Rubio responded, unequivocally, that he did not support the idea arming teachers, saying he “wasn’t comfortable” with the idea.

5) The NRA versus the sheriff

In the second half of the session, Tapper invited NRA spokesperson Dana Loesch and Broward County Sheriff Scott Israel to the stage to respond to questions.

In one notable moment, Emma Gonzalez, the outspoken activist and Stoneman Douglas High School survivor, asked Loesch if it should be harder than it is now for people to obtain semiautomatic weapons or modifications, such as bump stocks, that can make firearms fully automatic.

Loesch applauded Gonzalez and her fellow students for speaking out and lambasted those who have belittled the students’ activism.

She criticized problems with law enforcement and mental illness but did not take on the question directly. (The Parkland gunman legally purchased his weapon.)

“None of us support people who are crazy, who are a danger to themselves, who are a danger to others, getting their hands on a firearm,” she continued, as hecklers started to chime in from the crowd.

“I’m not just fighting for my kids, I’m fighting for you, I’m fighting for you, I’m fighting for all of you,” Loesch told the crowd.

After she concluded, Sheriff Israel, whose department responded to the Parkland shooting, chimed in. “You just told this group of people you’re standing up for them,” he told Loesch. You’re not standing up for them until you say, ‘I want less weapons.’”

6) Teacher gives the NRA a con-law quiz

History teacher Diane Wolk Rogers asked Loesch a very history-teacher question.

“Define something for me ... what is your definition of a well-regulated militia as stated in the Second Amendment and, using supporting detail, explain to me how an 18-year-old with a military rifle is well-regulated? And the world, our country, our nation, is going to grade your answer,” she said.

Loesch responded with a reference to a quote from Founding Father George Mason, who died in the 18th century. The history teacher wasn’t having it. “That was in the context of the time,” she replied.

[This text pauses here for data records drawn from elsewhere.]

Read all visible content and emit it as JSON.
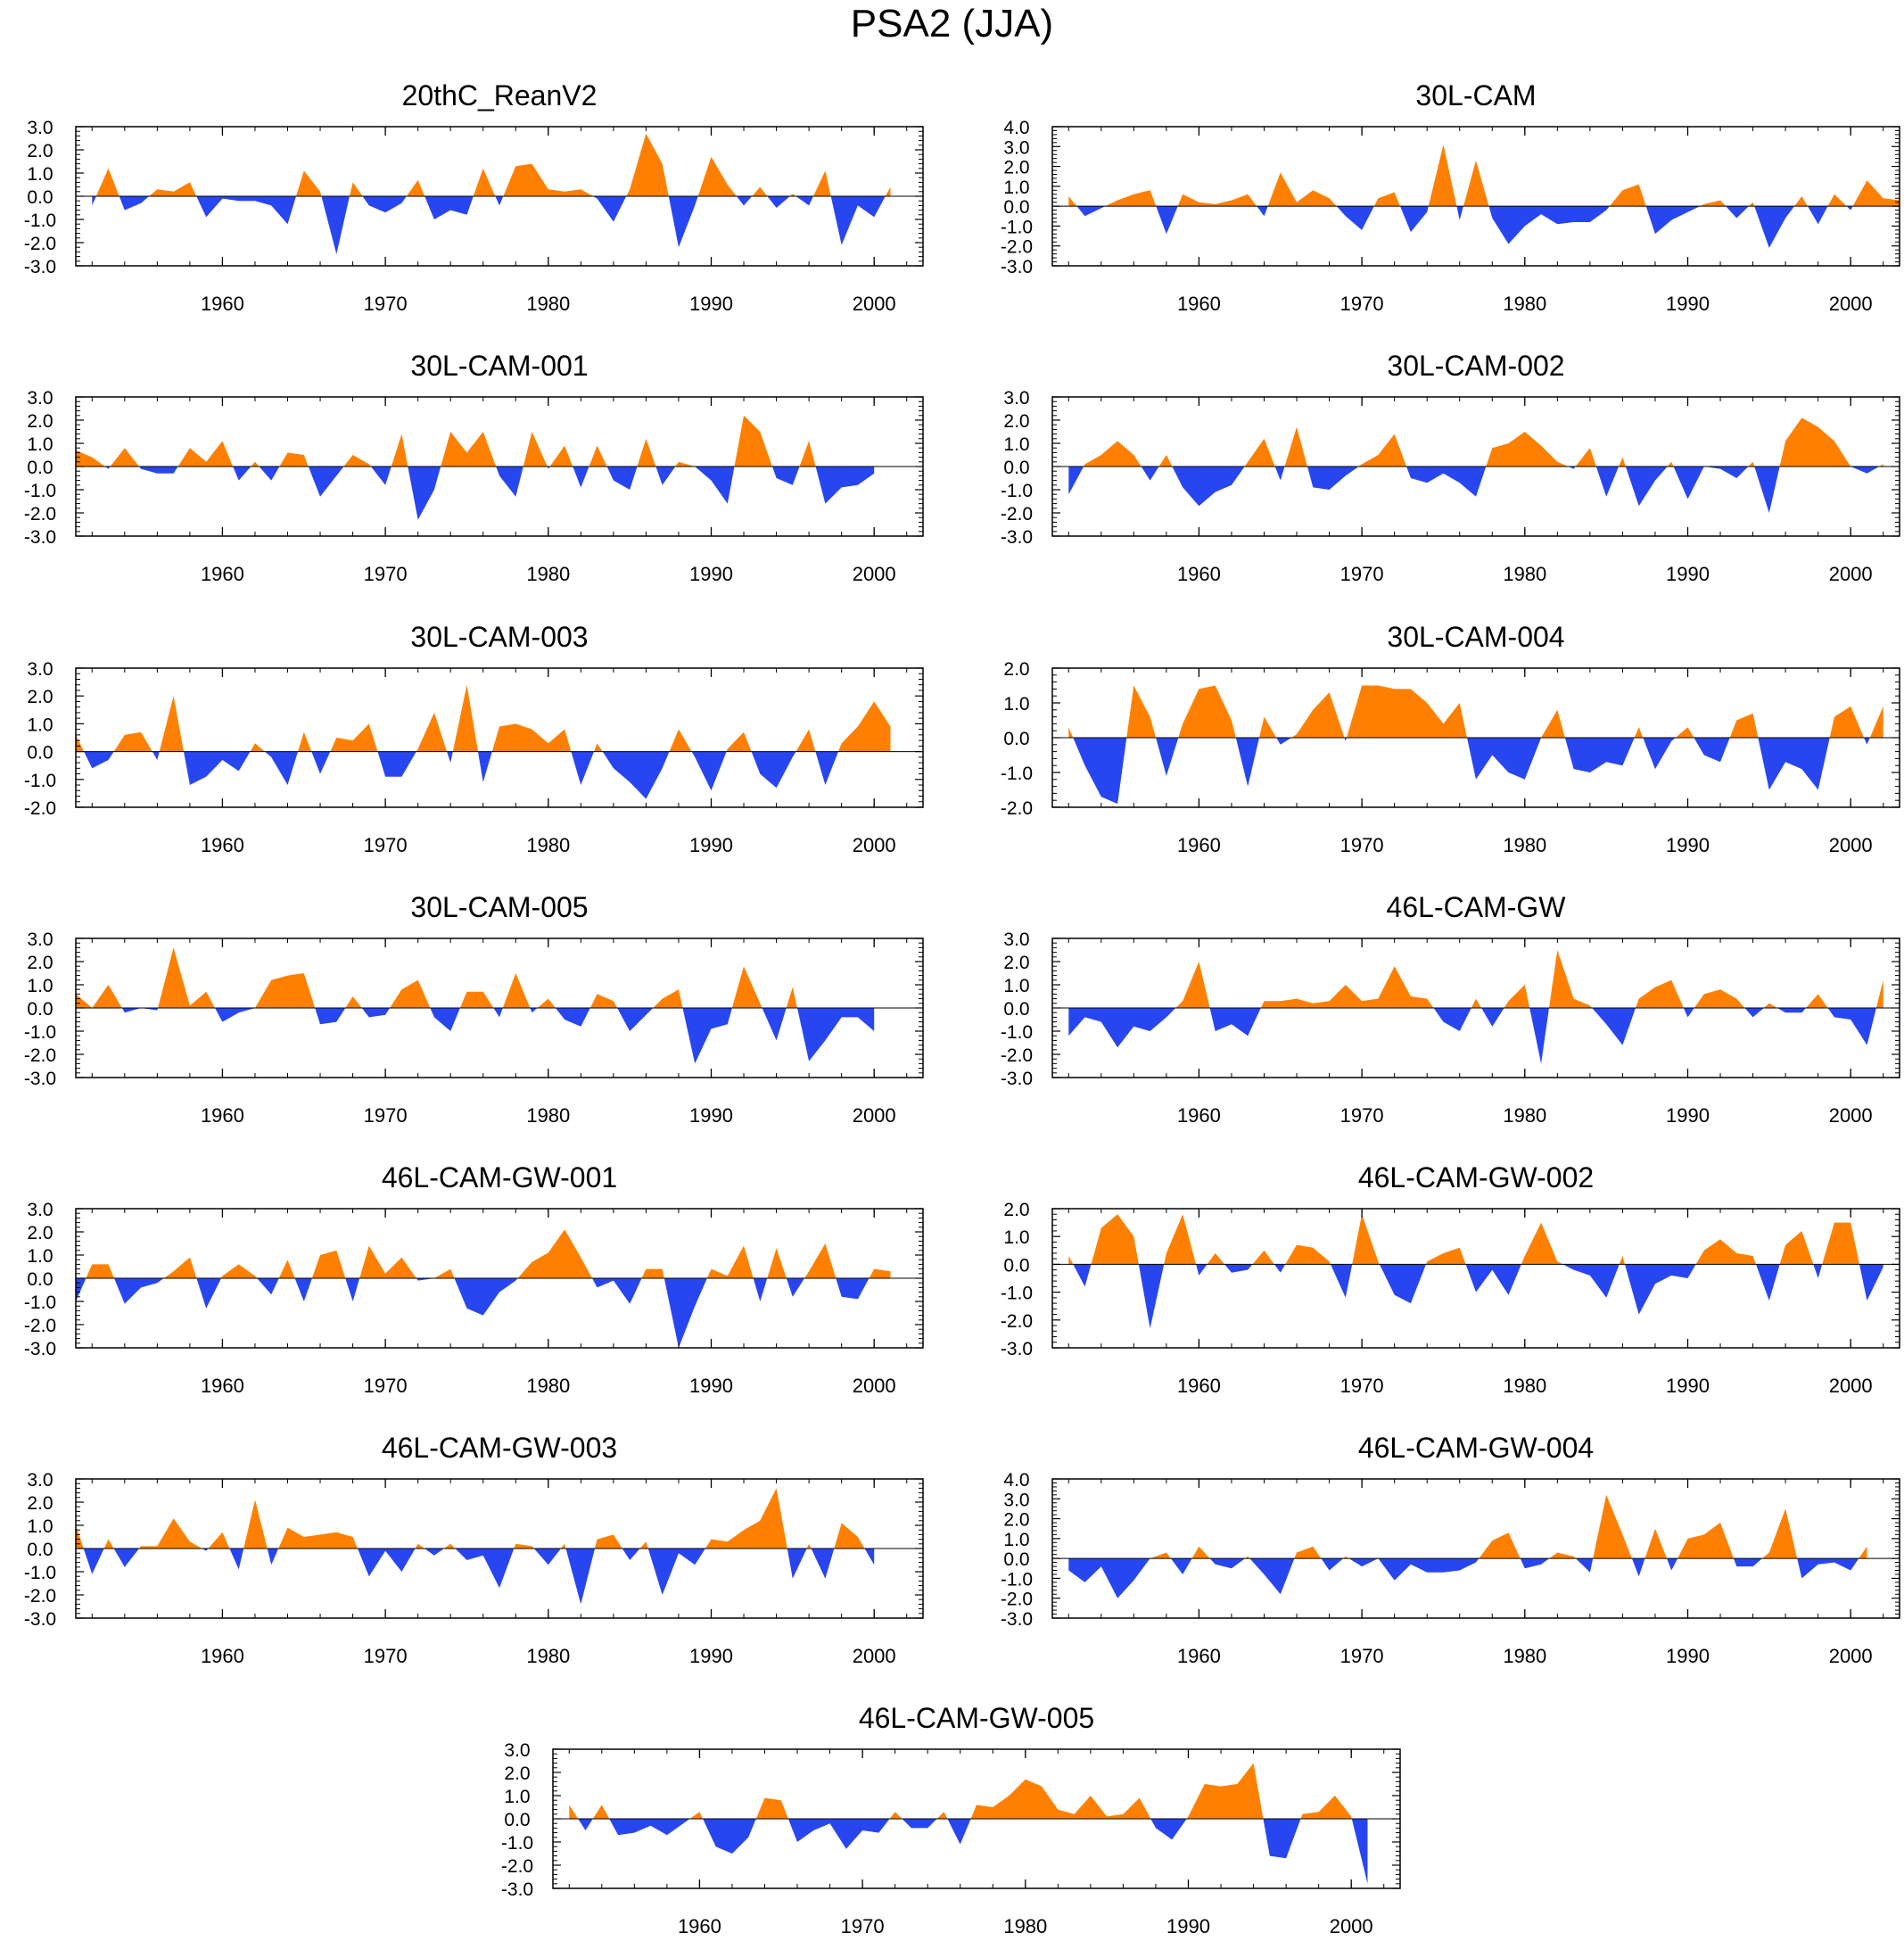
{
  "title": "PSA2 (JJA)",
  "colors": {
    "positive": "#ff8000",
    "negative": "#2846ef",
    "axis": "#000000"
  },
  "x_axis": {
    "range": [
      1951,
      2003
    ],
    "ticks": [
      1960,
      1970,
      1980,
      1990,
      2000
    ],
    "tick_labels": [
      "1960",
      "1970",
      "1980",
      "1990",
      "2000"
    ]
  },
  "chart_data": [
    {
      "type": "area",
      "title": "20thC_ReanV2",
      "ylim": [
        -3,
        3
      ],
      "ytick_labels": [
        "3.0",
        "2.0",
        "1.0",
        "0.0",
        "-1.0",
        "-2.0",
        "-3.0"
      ],
      "x_start": 1952,
      "values": [
        -0.4,
        1.2,
        -0.6,
        -0.3,
        0.3,
        0.2,
        0.6,
        -0.9,
        -0.1,
        -0.2,
        -0.2,
        -0.4,
        -1.2,
        1.1,
        0.2,
        -2.5,
        0.6,
        -0.4,
        -0.7,
        -0.3,
        0.7,
        -1.0,
        -0.6,
        -0.8,
        1.2,
        -0.4,
        1.3,
        1.4,
        0.3,
        0.2,
        0.3,
        -0.1,
        -1.1,
        0.3,
        2.7,
        1.4,
        -2.2,
        -0.4,
        1.7,
        0.5,
        -0.4,
        0.4,
        -0.5,
        0.1,
        -0.4,
        1.1,
        -2.1,
        -0.4,
        -0.9,
        0.4
      ]
    },
    {
      "type": "area",
      "title": "30L-CAM",
      "ylim": [
        -3,
        4
      ],
      "ytick_labels": [
        "4.0",
        "3.0",
        "2.0",
        "1.0",
        "0.0",
        "-1.0",
        "-2.0",
        "-3.0"
      ],
      "x_start": 1952,
      "values": [
        0.5,
        -0.5,
        -0.1,
        0.3,
        0.6,
        0.8,
        -1.4,
        0.6,
        0.2,
        0.1,
        0.3,
        0.6,
        -0.5,
        1.7,
        0.2,
        0.8,
        0.4,
        -0.5,
        -1.2,
        0.4,
        0.7,
        -1.3,
        -0.3,
        3.1,
        -0.7,
        2.3,
        -0.6,
        -1.9,
        -1.0,
        -0.4,
        -0.9,
        -0.8,
        -0.8,
        -0.2,
        0.8,
        1.1,
        -1.4,
        -0.7,
        -0.3,
        0.1,
        0.3,
        -0.6,
        0.2,
        -2.1,
        -0.6,
        0.5,
        -0.9,
        0.6,
        -0.2,
        1.3,
        0.4,
        0.3
      ]
    },
    {
      "type": "area",
      "title": "30L-CAM-001",
      "ylim": [
        -3,
        3
      ],
      "ytick_labels": [
        "3.0",
        "2.0",
        "1.0",
        "0.0",
        "-1.0",
        "-2.0",
        "-3.0"
      ],
      "x_start": 1951,
      "values": [
        0.7,
        0.4,
        -0.1,
        0.8,
        -0.1,
        -0.3,
        -0.3,
        0.8,
        0.2,
        1.1,
        -0.6,
        0.2,
        -0.6,
        0.6,
        0.5,
        -1.3,
        -0.4,
        0.5,
        0.1,
        -0.8,
        1.4,
        -2.3,
        -1.0,
        1.5,
        0.6,
        1.5,
        -0.4,
        -1.3,
        1.5,
        -0.1,
        0.9,
        -0.9,
        0.9,
        -0.6,
        -1.0,
        1.2,
        -0.8,
        0.2,
        0.0,
        -0.6,
        -1.6,
        2.2,
        1.5,
        -0.5,
        -0.8,
        1.1,
        -1.6,
        -0.9,
        -0.8,
        -0.3
      ]
    },
    {
      "type": "area",
      "title": "30L-CAM-002",
      "ylim": [
        -3,
        3
      ],
      "ytick_labels": [
        "3.0",
        "2.0",
        "1.0",
        "0.0",
        "-1.0",
        "-2.0",
        "-3.0"
      ],
      "x_start": 1952,
      "values": [
        -1.2,
        0.1,
        0.5,
        1.1,
        0.5,
        -0.6,
        0.5,
        -0.9,
        -1.7,
        -1.1,
        -0.8,
        0.2,
        1.2,
        -0.6,
        1.7,
        -0.9,
        -1.0,
        -0.4,
        0.1,
        0.5,
        1.4,
        -0.5,
        -0.7,
        -0.3,
        -0.7,
        -1.3,
        0.8,
        1.0,
        1.5,
        0.9,
        0.2,
        -0.1,
        0.8,
        -1.3,
        0.4,
        -1.7,
        -0.6,
        0.2,
        -1.4,
        0.0,
        -0.1,
        -0.5,
        0.2,
        -2.0,
        1.1,
        2.1,
        1.7,
        1.1,
        0.0,
        -0.3,
        0.1
      ]
    },
    {
      "type": "area",
      "title": "30L-CAM-003",
      "ylim": [
        -2,
        3
      ],
      "ytick_labels": [
        "3.0",
        "2.0",
        "1.0",
        "0.0",
        "-1.0",
        "-2.0"
      ],
      "x_start": 1951,
      "values": [
        0.6,
        -0.6,
        -0.3,
        0.6,
        0.7,
        -0.3,
        2.0,
        -1.2,
        -0.9,
        -0.3,
        -0.7,
        0.3,
        -0.2,
        -1.2,
        0.7,
        -0.8,
        0.5,
        0.4,
        1.0,
        -0.9,
        -0.9,
        0.1,
        1.4,
        -0.4,
        2.4,
        -1.1,
        0.9,
        1.0,
        0.8,
        0.3,
        0.8,
        -1.2,
        0.3,
        -0.6,
        -1.1,
        -1.7,
        -0.6,
        0.8,
        -0.2,
        -1.4,
        0.1,
        0.7,
        -0.8,
        -1.3,
        -0.2,
        0.8,
        -1.2,
        0.3,
        0.9,
        1.8,
        0.9
      ]
    },
    {
      "type": "area",
      "title": "30L-CAM-004",
      "ylim": [
        -2,
        2
      ],
      "ytick_labels": [
        "2.0",
        "1.0",
        "0.0",
        "-1.0",
        "-2.0"
      ],
      "x_start": 1952,
      "values": [
        0.3,
        -0.8,
        -1.7,
        -1.9,
        1.5,
        0.6,
        -1.1,
        0.4,
        1.4,
        1.5,
        0.5,
        -1.4,
        0.6,
        -0.2,
        0.1,
        0.8,
        1.3,
        -0.1,
        1.5,
        1.5,
        1.4,
        1.4,
        1.0,
        0.4,
        1.0,
        -1.2,
        -0.5,
        -1.0,
        -1.2,
        0.0,
        0.8,
        -0.9,
        -1.0,
        -0.7,
        -0.8,
        0.3,
        -0.9,
        -0.1,
        0.3,
        -0.5,
        -0.7,
        0.5,
        0.7,
        -1.5,
        -0.7,
        -0.9,
        -1.5,
        0.6,
        0.9,
        -0.2,
        0.9
      ]
    },
    {
      "type": "area",
      "title": "30L-CAM-005",
      "ylim": [
        -3,
        3
      ],
      "ytick_labels": [
        "3.0",
        "2.0",
        "1.0",
        "0.0",
        "-1.0",
        "-2.0",
        "-3.0"
      ],
      "x_start": 1951,
      "values": [
        0.6,
        0.0,
        1.0,
        -0.2,
        0.0,
        -0.1,
        2.6,
        0.1,
        0.7,
        -0.6,
        -0.2,
        0.0,
        1.2,
        1.4,
        1.5,
        -0.7,
        -0.6,
        0.5,
        -0.4,
        -0.3,
        0.8,
        1.2,
        -0.4,
        -1.0,
        0.7,
        0.7,
        -0.4,
        1.5,
        -0.2,
        0.4,
        -0.5,
        -0.8,
        0.6,
        0.3,
        -1.0,
        -0.3,
        0.4,
        0.8,
        -2.4,
        -0.9,
        -0.7,
        1.8,
        0.2,
        -1.4,
        0.9,
        -2.3,
        -1.4,
        -0.4,
        -0.4,
        -1.0
      ]
    },
    {
      "type": "area",
      "title": "46L-CAM-GW",
      "ylim": [
        -3,
        3
      ],
      "ytick_labels": [
        "3.0",
        "2.0",
        "1.0",
        "0.0",
        "-1.0",
        "-2.0",
        "-3.0"
      ],
      "x_start": 1952,
      "values": [
        -1.2,
        -0.4,
        -0.6,
        -1.7,
        -0.8,
        -1.0,
        -0.4,
        0.3,
        2.0,
        -1.0,
        -0.7,
        -1.2,
        0.3,
        0.3,
        0.4,
        0.2,
        0.3,
        1.0,
        0.3,
        0.4,
        1.8,
        0.5,
        0.4,
        -0.6,
        -1.0,
        0.4,
        -0.8,
        0.3,
        1.0,
        -2.4,
        2.5,
        0.4,
        0.1,
        -0.7,
        -1.6,
        0.4,
        0.9,
        1.2,
        -0.4,
        0.6,
        0.8,
        0.4,
        -0.4,
        0.2,
        -0.2,
        -0.2,
        0.6,
        -0.4,
        -0.5,
        -1.6,
        1.2
      ]
    },
    {
      "type": "area",
      "title": "46L-CAM-GW-001",
      "ylim": [
        -3,
        3
      ],
      "ytick_labels": [
        "3.0",
        "2.0",
        "1.0",
        "0.0",
        "-1.0",
        "-2.0",
        "-3.0"
      ],
      "x_start": 1951,
      "values": [
        -1.0,
        0.6,
        0.6,
        -1.1,
        -0.4,
        -0.2,
        0.3,
        0.9,
        -1.3,
        0.1,
        0.6,
        0.1,
        -0.7,
        0.8,
        -1.0,
        1.0,
        1.2,
        -1.0,
        1.4,
        0.2,
        0.9,
        -0.1,
        0.0,
        0.4,
        -1.3,
        -1.6,
        -0.6,
        -0.1,
        0.7,
        1.1,
        2.1,
        0.9,
        -0.4,
        -0.1,
        -1.1,
        0.4,
        0.4,
        -3.0,
        -1.2,
        0.4,
        0.1,
        1.4,
        -1.0,
        1.3,
        -0.8,
        0.3,
        1.5,
        -0.8,
        -0.9,
        0.4,
        0.3
      ]
    },
    {
      "type": "area",
      "title": "46L-CAM-GW-002",
      "ylim": [
        -3,
        2
      ],
      "ytick_labels": [
        "2.0",
        "1.0",
        "0.0",
        "-1.0",
        "-2.0",
        "-3.0"
      ],
      "x_start": 1952,
      "values": [
        0.3,
        -0.8,
        1.3,
        1.8,
        1.0,
        -2.3,
        0.4,
        1.8,
        -0.4,
        0.4,
        -0.3,
        -0.2,
        0.5,
        -0.3,
        0.7,
        0.6,
        0.1,
        -1.2,
        1.8,
        0.1,
        -1.1,
        -1.4,
        0.1,
        0.4,
        0.6,
        -1.0,
        -0.2,
        -1.1,
        0.3,
        1.5,
        0.1,
        -0.2,
        -0.4,
        -1.2,
        0.3,
        -1.8,
        -0.7,
        -0.4,
        -0.5,
        0.5,
        0.9,
        0.4,
        0.3,
        -1.3,
        0.7,
        1.2,
        -0.5,
        1.5,
        1.5,
        -1.3,
        -0.1
      ]
    },
    {
      "type": "area",
      "title": "46L-CAM-GW-003",
      "ylim": [
        -3,
        3
      ],
      "ytick_labels": [
        "3.0",
        "2.0",
        "1.0",
        "0.0",
        "-1.0",
        "-2.0",
        "-3.0"
      ],
      "x_start": 1951,
      "values": [
        1.0,
        -1.1,
        0.4,
        -0.8,
        0.1,
        0.1,
        1.3,
        0.3,
        -0.1,
        0.7,
        -0.9,
        2.1,
        -0.7,
        0.9,
        0.5,
        0.6,
        0.7,
        0.5,
        -1.2,
        -0.1,
        -1.0,
        0.2,
        -0.3,
        0.2,
        -0.5,
        -0.3,
        -1.7,
        0.2,
        0.1,
        -0.7,
        0.2,
        -2.4,
        0.4,
        0.6,
        -0.5,
        0.3,
        -2.0,
        -0.2,
        -0.7,
        0.4,
        0.3,
        0.8,
        1.2,
        2.6,
        -1.3,
        0.2,
        -1.3,
        1.1,
        0.5,
        -0.7
      ]
    },
    {
      "type": "area",
      "title": "46L-CAM-GW-004",
      "ylim": [
        -3,
        4
      ],
      "ytick_labels": [
        "4.0",
        "3.0",
        "2.0",
        "1.0",
        "0.0",
        "-1.0",
        "-2.0",
        "-3.0"
      ],
      "x_start": 1952,
      "values": [
        -0.6,
        -1.2,
        -0.4,
        -2.0,
        -1.1,
        0.0,
        0.3,
        -0.8,
        0.6,
        -0.3,
        -0.5,
        0.1,
        -0.8,
        -1.8,
        0.3,
        0.6,
        -0.6,
        0.1,
        -0.4,
        0.0,
        -1.1,
        -0.3,
        -0.7,
        -0.7,
        -0.6,
        -0.2,
        0.9,
        1.3,
        -0.5,
        -0.3,
        0.3,
        0.1,
        -0.7,
        3.2,
        1.2,
        -0.9,
        1.5,
        -0.6,
        1.0,
        1.2,
        1.8,
        -0.4,
        -0.4,
        0.3,
        2.5,
        -1.0,
        -0.3,
        -0.2,
        -0.6,
        0.6
      ]
    },
    {
      "type": "area",
      "title": "46L-CAM-GW-005",
      "ylim": [
        -3,
        3
      ],
      "ytick_labels": [
        "3.0",
        "2.0",
        "1.0",
        "0.0",
        "-1.0",
        "-2.0",
        "-3.0"
      ],
      "x_start": 1952,
      "values": [
        0.6,
        -0.5,
        0.6,
        -0.7,
        -0.6,
        -0.3,
        -0.7,
        -0.2,
        0.3,
        -1.2,
        -1.5,
        -0.8,
        0.9,
        0.8,
        -1.0,
        -0.5,
        -0.2,
        -1.3,
        -0.5,
        -0.6,
        0.3,
        -0.4,
        -0.4,
        0.3,
        -1.1,
        0.6,
        0.5,
        1.0,
        1.7,
        1.4,
        0.4,
        0.2,
        1.0,
        0.1,
        0.2,
        0.9,
        -0.4,
        -0.9,
        0.1,
        1.5,
        1.4,
        1.5,
        2.4,
        -1.6,
        -1.7,
        0.2,
        0.3,
        1.0,
        0.1,
        -2.8
      ]
    }
  ]
}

And that wasn’t the only history-based question of the night. Linda Schulman, whose son, Scott Beigel, a teacher, was killed in the shooting, asked Loesch: “Why are my son’s inalienable rights not protected as fiercely as the right to bear arms?”

Loesch said it wasn’t a trade-off between those who believe in self-defense and life. “No innocent lives should be lost.”

“When the Second Amendment was ratified, they were talking about muskets,” Schulman replied. “We’re not talking about muskets,”

7) Mom: “Enough talk! What is your action?”

Lori Alhadeff’s 14-year-old daughter Alyssa was killed in the shooting, and Alhadeff emphasized school security to prevent gun tragedy.

“I am tired of people doing nothing. This horrific incident has to be the catalyst that finally puts things in action. Let’s make our school safe again,” she said.

She referenced a 2013 NRA report for security at schools and said that five years on, nothing had been done. “Where are our metal detectors? Where is the bulletproof class?”

“Enough talk! What is your action?” Alhadeff yelled out in conclusion. She then turned toward the crowd and lifted up her hands in the shape of a heart.